If you are interested in a grounded theory seminar, or in grounded theory as a research method, please have a look here. I have no affiliation with Grounded Theory Online, but they are very helpful!
I realise it has been a while since the last post, and a lot of things have happened in the day job, but also the EdD journey I am on. Specifically, since starting the EdD at Anglia Ruskin University in September 2016, I have successfully passed 3 out of 4 written papers, with the 4th one due in June this year. The first two papers have resulted in journal publications (paper 1 here, paper 2 is currently in press at IJEM), a conference abstract based on paper 2 has been accepted (find it here) and I have been allocated a place at the 2-day Grounded Theory Seminar in Petersfield in May.
The next steps are to finish paper 4, which is the formal research proposal, followed by submitting my application for research ethics approval. After this, the real fun starts (positive thinking here…) in the form of data collection through interviews with course leaders. Additionally, I want to investigate whether paper 3 can be turned into a published paper on application of Glaserian Grounded Theory to investigate HE course leader experiences.
I look forward to the rest of the journey. So far the EdD has been a great experience, with brilliant support from staff from the Faculty of Health, Social Care and Education (you know who you are!) and very helpful discussions with the other people in my EdD cohort.
Yesterday I had my first ever academic book review published (find it in Veterinary Evidencehere). I reviewed one of my favourite evidence-based practice books*, which I use a lot for my teaching practice, but also my research practice.
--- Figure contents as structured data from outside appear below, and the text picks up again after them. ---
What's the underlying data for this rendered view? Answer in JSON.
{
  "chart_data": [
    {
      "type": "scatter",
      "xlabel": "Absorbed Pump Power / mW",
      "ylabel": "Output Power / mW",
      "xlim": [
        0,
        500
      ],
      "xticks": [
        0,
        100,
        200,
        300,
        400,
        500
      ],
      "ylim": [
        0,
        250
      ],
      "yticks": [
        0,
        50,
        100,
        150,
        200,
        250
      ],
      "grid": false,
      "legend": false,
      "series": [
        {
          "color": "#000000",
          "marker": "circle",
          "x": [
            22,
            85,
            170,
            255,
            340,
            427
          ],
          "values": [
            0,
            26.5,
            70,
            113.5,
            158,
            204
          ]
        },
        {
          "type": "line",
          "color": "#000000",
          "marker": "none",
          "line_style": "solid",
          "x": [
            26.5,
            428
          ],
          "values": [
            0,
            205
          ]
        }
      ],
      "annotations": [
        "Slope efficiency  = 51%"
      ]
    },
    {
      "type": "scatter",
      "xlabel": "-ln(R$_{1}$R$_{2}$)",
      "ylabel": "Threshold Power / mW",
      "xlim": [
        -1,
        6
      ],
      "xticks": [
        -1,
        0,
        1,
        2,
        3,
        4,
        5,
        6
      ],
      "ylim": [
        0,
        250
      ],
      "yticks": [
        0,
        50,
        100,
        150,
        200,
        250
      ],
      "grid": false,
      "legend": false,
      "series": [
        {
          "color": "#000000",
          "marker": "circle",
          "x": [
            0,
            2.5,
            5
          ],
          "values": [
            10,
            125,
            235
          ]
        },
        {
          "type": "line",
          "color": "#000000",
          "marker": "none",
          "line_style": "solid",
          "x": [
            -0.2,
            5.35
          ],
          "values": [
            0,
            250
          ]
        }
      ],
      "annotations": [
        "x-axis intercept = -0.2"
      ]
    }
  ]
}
It made me think about the value of a book review. Writing it forced me to think about who I wrote it for, and how I would get my message (this book is awesome!) across in a fair and balanced manner. Ideally, this book review will be a helpful guide for those looking for help in writing systematic reviews, which can be both postgraduate students (MSc and doctoral level) and early career researchers. It was not easy to find a writing style which would be accessible to both.
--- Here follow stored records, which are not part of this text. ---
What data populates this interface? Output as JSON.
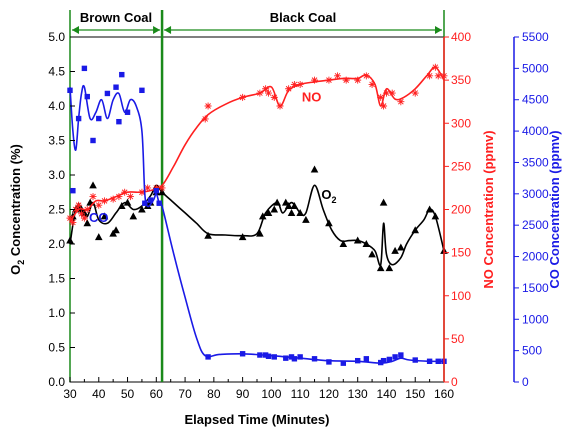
{
  "chart_data": {
    "type": "scatter",
    "xlabel": "Elapsed Time (Minutes)",
    "xlim": [
      30,
      160
    ],
    "xticks": [
      30,
      40,
      50,
      60,
      70,
      80,
      90,
      100,
      110,
      120,
      130,
      140,
      150,
      160
    ],
    "axes": {
      "o2": {
        "ylabel_main": "O",
        "ylabel_sub": "2",
        "ylabel_rest": " Concentration (%)",
        "ylim": [
          0,
          5
        ],
        "ticks": [
          "0.0",
          "0.5",
          "1.0",
          "1.5",
          "2.0",
          "2.5",
          "3.0",
          "3.5",
          "4.0",
          "4.5",
          "5.0"
        ]
      },
      "no": {
        "ylabel": "NO Concentration (ppmv)",
        "ylim": [
          0,
          400
        ],
        "ticks": [
          "0",
          "50",
          "100",
          "150",
          "200",
          "250",
          "300",
          "350",
          "400"
        ]
      },
      "co": {
        "ylabel": "CO Concentration (ppmv)",
        "ylim": [
          0,
          5500
        ],
        "ticks": [
          "0",
          "500",
          "1000",
          "1500",
          "2000",
          "2500",
          "3000",
          "3500",
          "4000",
          "4500",
          "5000",
          "5500"
        ]
      }
    },
    "regions": [
      {
        "label": "Brown Coal",
        "x": [
          30,
          62
        ]
      },
      {
        "label": "Black Coal",
        "x": [
          62,
          160
        ]
      }
    ],
    "annotations": [
      {
        "text": "NO",
        "x": 114,
        "y_no": 325
      },
      {
        "text": "CO",
        "x": 40,
        "y_co": 2550
      },
      {
        "text": "O",
        "sub": "2",
        "x": 120,
        "y_o2": 2.65
      }
    ],
    "colors": {
      "o2": "#000000",
      "no": "#ff2020",
      "co": "#1a1ae6",
      "divider": "#1a8a1a"
    },
    "series": [
      {
        "name": "O2",
        "axis": "o2",
        "marker": "triangle",
        "points": [
          [
            30,
            2.05
          ],
          [
            31,
            2.4
          ],
          [
            32,
            2.5
          ],
          [
            33,
            2.55
          ],
          [
            34,
            2.5
          ],
          [
            35,
            2.45
          ],
          [
            36,
            2.3
          ],
          [
            37,
            2.6
          ],
          [
            38,
            2.85
          ],
          [
            40,
            2.1
          ],
          [
            42,
            2.4
          ],
          [
            45,
            2.15
          ],
          [
            46,
            2.2
          ],
          [
            48,
            2.55
          ],
          [
            50,
            2.6
          ],
          [
            52,
            2.4
          ],
          [
            55,
            2.5
          ],
          [
            57,
            2.55
          ],
          [
            58,
            2.6
          ],
          [
            60,
            2.75
          ],
          [
            62,
            2.75
          ],
          [
            78,
            2.12
          ],
          [
            90,
            2.1
          ],
          [
            96,
            2.15
          ],
          [
            97,
            2.4
          ],
          [
            99,
            2.45
          ],
          [
            101,
            2.5
          ],
          [
            102,
            2.6
          ],
          [
            105,
            2.6
          ],
          [
            106,
            2.55
          ],
          [
            107,
            2.45
          ],
          [
            108,
            2.55
          ],
          [
            110,
            2.45
          ],
          [
            112,
            2.35
          ],
          [
            115,
            3.08
          ],
          [
            120,
            2.3
          ],
          [
            125,
            2.0
          ],
          [
            130,
            2.05
          ],
          [
            133,
            2.0
          ],
          [
            135,
            1.85
          ],
          [
            138,
            1.65
          ],
          [
            139,
            2.6
          ],
          [
            141,
            1.65
          ],
          [
            143,
            1.9
          ],
          [
            145,
            1.95
          ],
          [
            150,
            2.2
          ],
          [
            155,
            2.5
          ],
          [
            157,
            2.4
          ],
          [
            160,
            1.9
          ]
        ],
        "curve": [
          [
            30,
            2.0
          ],
          [
            32,
            2.5
          ],
          [
            34,
            2.5
          ],
          [
            36,
            2.4
          ],
          [
            38,
            2.6
          ],
          [
            40,
            2.35
          ],
          [
            43,
            2.3
          ],
          [
            46,
            2.45
          ],
          [
            49,
            2.6
          ],
          [
            52,
            2.5
          ],
          [
            55,
            2.55
          ],
          [
            58,
            2.7
          ],
          [
            60,
            2.85
          ],
          [
            62,
            2.75
          ],
          [
            66,
            2.6
          ],
          [
            70,
            2.45
          ],
          [
            74,
            2.3
          ],
          [
            78,
            2.15
          ],
          [
            84,
            2.13
          ],
          [
            90,
            2.12
          ],
          [
            95,
            2.15
          ],
          [
            98,
            2.45
          ],
          [
            102,
            2.6
          ],
          [
            104,
            2.45
          ],
          [
            107,
            2.6
          ],
          [
            110,
            2.45
          ],
          [
            112,
            2.45
          ],
          [
            115,
            2.85
          ],
          [
            118,
            2.5
          ],
          [
            121,
            2.2
          ],
          [
            124,
            2.05
          ],
          [
            127,
            2.05
          ],
          [
            130,
            2.05
          ],
          [
            133,
            2.0
          ],
          [
            136,
            1.9
          ],
          [
            138,
            1.7
          ],
          [
            139,
            2.3
          ],
          [
            140,
            1.85
          ],
          [
            142,
            1.7
          ],
          [
            145,
            1.8
          ],
          [
            147,
            2.0
          ],
          [
            150,
            2.2
          ],
          [
            153,
            2.35
          ],
          [
            155,
            2.5
          ],
          [
            157,
            2.4
          ],
          [
            160,
            1.9
          ]
        ]
      },
      {
        "name": "NO",
        "axis": "no",
        "marker": "asterisk",
        "points": [
          [
            30,
            190
          ],
          [
            31,
            185
          ],
          [
            32,
            200
          ],
          [
            33,
            205
          ],
          [
            34,
            195
          ],
          [
            35,
            190
          ],
          [
            36,
            200
          ],
          [
            38,
            215
          ],
          [
            40,
            205
          ],
          [
            42,
            210
          ],
          [
            45,
            212
          ],
          [
            47,
            215
          ],
          [
            49,
            220
          ],
          [
            51,
            215
          ],
          [
            55,
            220
          ],
          [
            57,
            225
          ],
          [
            60,
            225
          ],
          [
            62,
            225
          ],
          [
            77,
            305
          ],
          [
            78,
            320
          ],
          [
            90,
            330
          ],
          [
            96,
            335
          ],
          [
            98,
            340
          ],
          [
            99,
            335
          ],
          [
            101,
            330
          ],
          [
            103,
            320
          ],
          [
            106,
            340
          ],
          [
            108,
            345
          ],
          [
            110,
            345
          ],
          [
            115,
            350
          ],
          [
            120,
            350
          ],
          [
            123,
            355
          ],
          [
            126,
            350
          ],
          [
            130,
            350
          ],
          [
            133,
            355
          ],
          [
            135,
            345
          ],
          [
            138,
            330
          ],
          [
            139,
            320
          ],
          [
            140,
            335
          ],
          [
            142,
            335
          ],
          [
            145,
            325
          ],
          [
            150,
            335
          ],
          [
            155,
            355
          ],
          [
            157,
            365
          ],
          [
            158,
            355
          ],
          [
            160,
            355
          ]
        ],
        "curve": [
          [
            30,
            185
          ],
          [
            33,
            200
          ],
          [
            36,
            200
          ],
          [
            39,
            210
          ],
          [
            42,
            210
          ],
          [
            46,
            215
          ],
          [
            50,
            220
          ],
          [
            54,
            220
          ],
          [
            58,
            222
          ],
          [
            62,
            228
          ],
          [
            66,
            250
          ],
          [
            70,
            275
          ],
          [
            74,
            295
          ],
          [
            78,
            310
          ],
          [
            84,
            322
          ],
          [
            90,
            330
          ],
          [
            96,
            335
          ],
          [
            100,
            342
          ],
          [
            103,
            320
          ],
          [
            106,
            338
          ],
          [
            110,
            345
          ],
          [
            115,
            348
          ],
          [
            120,
            350
          ],
          [
            125,
            352
          ],
          [
            130,
            352
          ],
          [
            133,
            356
          ],
          [
            136,
            345
          ],
          [
            138,
            320
          ],
          [
            140,
            340
          ],
          [
            143,
            328
          ],
          [
            146,
            330
          ],
          [
            150,
            340
          ],
          [
            154,
            355
          ],
          [
            157,
            365
          ],
          [
            160,
            350
          ]
        ]
      },
      {
        "name": "CO",
        "axis": "co",
        "marker": "square",
        "points": [
          [
            30,
            4650
          ],
          [
            31,
            3050
          ],
          [
            33,
            4200
          ],
          [
            35,
            5000
          ],
          [
            36,
            4550
          ],
          [
            38,
            3850
          ],
          [
            40,
            4200
          ],
          [
            43,
            4600
          ],
          [
            46,
            4700
          ],
          [
            47,
            4150
          ],
          [
            48,
            4900
          ],
          [
            50,
            4300
          ],
          [
            55,
            4650
          ],
          [
            56,
            2850
          ],
          [
            58,
            2900
          ],
          [
            60,
            3050
          ],
          [
            61,
            2850
          ],
          [
            78,
            400
          ],
          [
            90,
            450
          ],
          [
            96,
            430
          ],
          [
            98,
            430
          ],
          [
            99,
            410
          ],
          [
            101,
            400
          ],
          [
            105,
            380
          ],
          [
            107,
            400
          ],
          [
            108,
            370
          ],
          [
            110,
            400
          ],
          [
            115,
            370
          ],
          [
            120,
            320
          ],
          [
            125,
            300
          ],
          [
            130,
            340
          ],
          [
            133,
            370
          ],
          [
            138,
            310
          ],
          [
            139,
            340
          ],
          [
            141,
            360
          ],
          [
            143,
            400
          ],
          [
            145,
            430
          ],
          [
            150,
            350
          ],
          [
            155,
            330
          ],
          [
            158,
            330
          ],
          [
            160,
            330
          ]
        ],
        "curve": [
          [
            30,
            4700
          ],
          [
            31,
            4000
          ],
          [
            32,
            3700
          ],
          [
            33,
            4200
          ],
          [
            34,
            4600
          ],
          [
            35,
            4700
          ],
          [
            37,
            4200
          ],
          [
            39,
            4300
          ],
          [
            41,
            4500
          ],
          [
            43,
            4200
          ],
          [
            45,
            4500
          ],
          [
            47,
            4600
          ],
          [
            49,
            4300
          ],
          [
            51,
            4500
          ],
          [
            53,
            4400
          ],
          [
            55,
            4000
          ],
          [
            56,
            3000
          ],
          [
            57,
            2800
          ],
          [
            59,
            2900
          ],
          [
            60,
            3000
          ],
          [
            61,
            2850
          ],
          [
            62,
            2800
          ],
          [
            66,
            2050
          ],
          [
            70,
            1350
          ],
          [
            74,
            700
          ],
          [
            77,
            420
          ],
          [
            82,
            440
          ],
          [
            90,
            450
          ],
          [
            100,
            420
          ],
          [
            110,
            380
          ],
          [
            120,
            340
          ],
          [
            130,
            330
          ],
          [
            138,
            300
          ],
          [
            142,
            330
          ],
          [
            145,
            380
          ],
          [
            148,
            350
          ],
          [
            155,
            330
          ],
          [
            160,
            330
          ]
        ]
      }
    ]
  }
}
However, I think I did a fair job, and although it is no a peer-reviewed output, I see the fact it has made it past editorial staff and editor review as an indicator of it’s quality. I hope it is of use to researchers. Feedback always welcome, and if you like the book, do let me know!
*To avoid any doubt, I have no financial or other gain from writing this review, nor am I in any way linked to it’s authors. I just really like the book.